According to court records, the charge stems from a June 9, 2009 incident when a Sheriff’s Deputy stopped a vehicle that was exceeding the speed limit. The driver, Griggs, and a passenger, seemed extremely nervous, fidgeted in their seats and made furtive hand movements and avoided eye contact.

Court records indicated that the passenger was currently on parole for drug charges and Griggs had just gotten off of probation for drug charges.

After being granted permission to search the vehicle, the deputy found a grocery bag containing three ziploc bags, each containing approximately one ounce of marijuana.

Allen Robert Ray, 63, of Polson, was sentenced to the DOC for five years with three years suspended for felony theft and was fined $160.

According to court records, on Sept. 29, an individual called Ronan Police to report that he was following someone who was riding his stolen bike on the walking path west of Ronan.

Ray was stopped by a Ronan Police Officer. When questioned about the bike, Ray said he bought it from someone in Hot Springs for $50.

The individual claiming ownership of the bike arrived on the scene, and stated that he knew the bike was his, as it was a unique expensive model purchased recently from Ronan Power Products, worth $3,000. The serial number on the bike matched the records with Ronan Power Products.

Waleya Lynn Rossbach, 31, of Arlee, pleaded guilty to felony criminal possession of dangerous drugs. Sentencing is set for Thursday, March 25 at 9 a.m.

According to court records, the charge stems from an incident on June 13, 2009 when a Tribal Officer and a Lake County Sheriff’s Deputy responded to a disorderly conduct report at Wilson Family Foods in Arlee.

The reporting party informed the officers that a man and his girlfriend, Rossbach, came into the store and were shouting profanities. The officers went to the home of the man, and he was slow to answer the door and once he did, locked the door, claiming to have locked the keys inside.

Once inside, the officers searched the bedroom and found three spoons with white powder on them wrapped tightly with plastic, a plastic baggie containing one to two grams of a white powder that was consistent in appearance and texture with the substance in the spoons. The powder was tested positive for opiates. The officers also found two syringes.

The man stated that his girlfriend, Rossbach also shared the room, and uses the syringes to prepare and inject methadone and that she injects the methadone into her hands.

The deputy spoke with Rossbach who stated that none of the items seized from her bedroom belonged to her and requested her attorney. The interview was terminated, but while speaking with Rossbach, he noticed fresh needle track marks on the top of her left hand, directly over a prominent vein.
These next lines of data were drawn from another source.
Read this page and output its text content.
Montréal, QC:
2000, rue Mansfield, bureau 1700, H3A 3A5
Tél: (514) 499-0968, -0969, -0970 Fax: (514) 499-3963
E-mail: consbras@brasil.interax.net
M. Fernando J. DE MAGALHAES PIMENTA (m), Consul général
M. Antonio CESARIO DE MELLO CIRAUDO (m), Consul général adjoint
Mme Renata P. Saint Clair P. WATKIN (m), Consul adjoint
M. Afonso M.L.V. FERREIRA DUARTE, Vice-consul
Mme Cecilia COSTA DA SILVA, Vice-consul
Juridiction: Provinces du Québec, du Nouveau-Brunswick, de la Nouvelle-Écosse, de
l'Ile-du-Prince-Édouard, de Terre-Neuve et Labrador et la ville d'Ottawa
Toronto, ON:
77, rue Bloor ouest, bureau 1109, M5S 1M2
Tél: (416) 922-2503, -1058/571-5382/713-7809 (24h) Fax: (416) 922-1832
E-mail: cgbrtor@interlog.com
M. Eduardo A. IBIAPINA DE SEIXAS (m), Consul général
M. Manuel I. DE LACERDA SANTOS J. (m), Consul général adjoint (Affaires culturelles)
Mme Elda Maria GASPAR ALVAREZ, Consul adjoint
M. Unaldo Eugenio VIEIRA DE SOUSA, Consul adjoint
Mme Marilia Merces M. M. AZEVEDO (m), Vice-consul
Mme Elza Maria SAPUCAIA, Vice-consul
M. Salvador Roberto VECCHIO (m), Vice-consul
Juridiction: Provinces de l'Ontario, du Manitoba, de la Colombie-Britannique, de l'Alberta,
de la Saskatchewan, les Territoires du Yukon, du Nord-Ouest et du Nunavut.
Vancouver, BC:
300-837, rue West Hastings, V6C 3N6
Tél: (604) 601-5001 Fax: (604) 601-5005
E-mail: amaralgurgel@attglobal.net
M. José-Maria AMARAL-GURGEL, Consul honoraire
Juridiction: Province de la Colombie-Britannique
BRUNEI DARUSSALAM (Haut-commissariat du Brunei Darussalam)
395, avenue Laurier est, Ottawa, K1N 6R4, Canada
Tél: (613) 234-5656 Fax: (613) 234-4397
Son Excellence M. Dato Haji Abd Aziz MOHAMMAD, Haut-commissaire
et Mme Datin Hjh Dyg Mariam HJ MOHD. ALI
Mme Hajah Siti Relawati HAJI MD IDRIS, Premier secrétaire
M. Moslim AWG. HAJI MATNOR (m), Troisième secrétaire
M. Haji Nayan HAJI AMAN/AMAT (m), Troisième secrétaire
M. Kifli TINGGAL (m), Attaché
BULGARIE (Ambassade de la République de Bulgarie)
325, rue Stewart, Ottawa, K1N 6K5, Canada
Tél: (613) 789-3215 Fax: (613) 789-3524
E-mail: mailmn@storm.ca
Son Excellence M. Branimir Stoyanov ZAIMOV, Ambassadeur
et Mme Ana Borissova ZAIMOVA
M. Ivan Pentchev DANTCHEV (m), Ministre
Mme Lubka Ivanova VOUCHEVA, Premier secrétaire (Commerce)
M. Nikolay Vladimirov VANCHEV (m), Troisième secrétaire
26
He also noticed she had a nearly identical scar on the top of her right hand.

Debbie Marry-Hawkins, 22, of Ronan, pleaded not guilty to felony tampering with witnesses and informants.

An omnibus hearing is set for Thursday, March 18 at 9 a.m.
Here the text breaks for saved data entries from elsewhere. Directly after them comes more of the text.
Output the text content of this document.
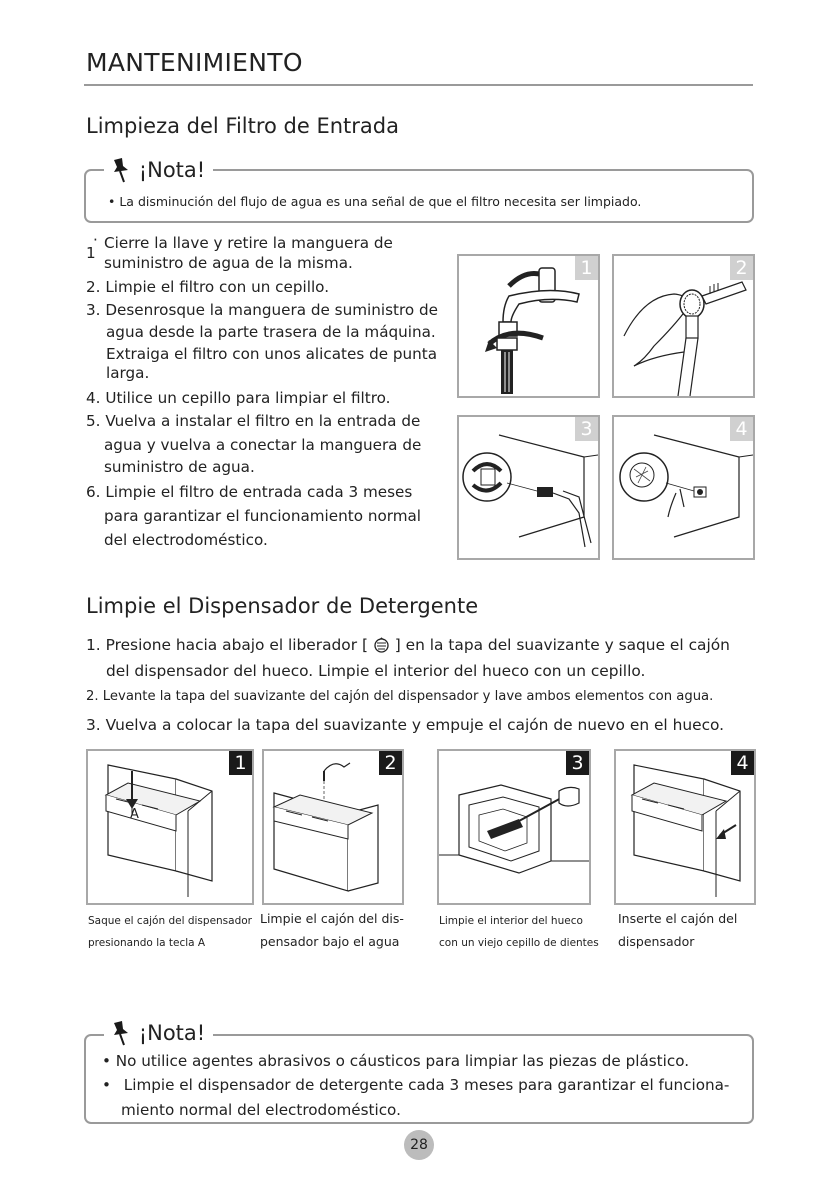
MANTENIMIENTO
Limpieza del Filtro de Entrada
¡Nota!
• La disminución del flujo de agua es una señal de que el filtro necesita ser limpiado.
1
· Cierre la llave y retire la manguera de
suministro de agua de la misma.
2. Limpie el filtro con un cepillo.
3. Desenrosque la manguera de suministro de
agua desde la parte trasera de la máquina.
Extraiga el filtro con unos alicates de punta
larga.
4. Utilice un cepillo para limpiar el filtro.
5. Vuelva a instalar el filtro en la entrada de
agua y vuelva a conectar la manguera de
suministro de agua.
6. Limpie el filtro de entrada cada 3 meses
para garantizar el funcionamiento normal
del electrodoméstico.
1	2
3	4
Limpie el Dispensador de Detergente
1. Presione hacia abajo el liberador [ ] en la tapa del suavizante y saque el cajón
del dispensador del hueco. Limpie el interior del hueco con un cepillo.
2. Levante la tapa del suavizante del cajón del dispensador y lave ambos elementos con agua.
3. Vuelva a colocar la tapa del suavizante y empuje el cajón de nuevo en el hueco.
1
A
2	3	4
Saque el cajón del dispensador
presionando la tecla A
Limpie el cajón del dis-
pensador bajo el agua
Limpie el interior del hueco
con un viejo cepillo de dientes
Inserte el cajón del
dispensador
¡Nota!
• No utilice agentes abrasivos o cáusticos para limpiar las piezas de plástico.
• Limpie el dispensador de detergente cada 3 meses para garantizar el funciona-
miento normal del electrodoméstico.
28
According to court records, on Jan. 5, 2009, a Lake County Sheriff’s Deputy responded to St. Luke’s Hospital to interview Marry-Hawkins on an assault charge. She appeared to have numerous injuries to her face, neck, back and a serious cut on her finger. She told the deputy that her husband had been drinking and taking drugs all day, and that they had gotten into an argument.

On Jan. 9, she told a Lake County Sheriff’s Detective that she beat herself up to get her husband into trouble. She said she purposefully strangled herself causing the bruising on her neck. She claimed that a witness observed Marry-Hawkins injure herself.

On Jan. 12, the detective interviewed the witness who stated that the husband came to his home after getting into an argument with Marry-Hawkins, and spent the night there. The witness stated that he was not at Marry-Hawkins home and that he did not observe the assault. He went on to state that the following day, she called and asked the him to state to the police that he was at her home and asked him to write down in a statement that he watched her hit and choke herself and submit it to law enforcement.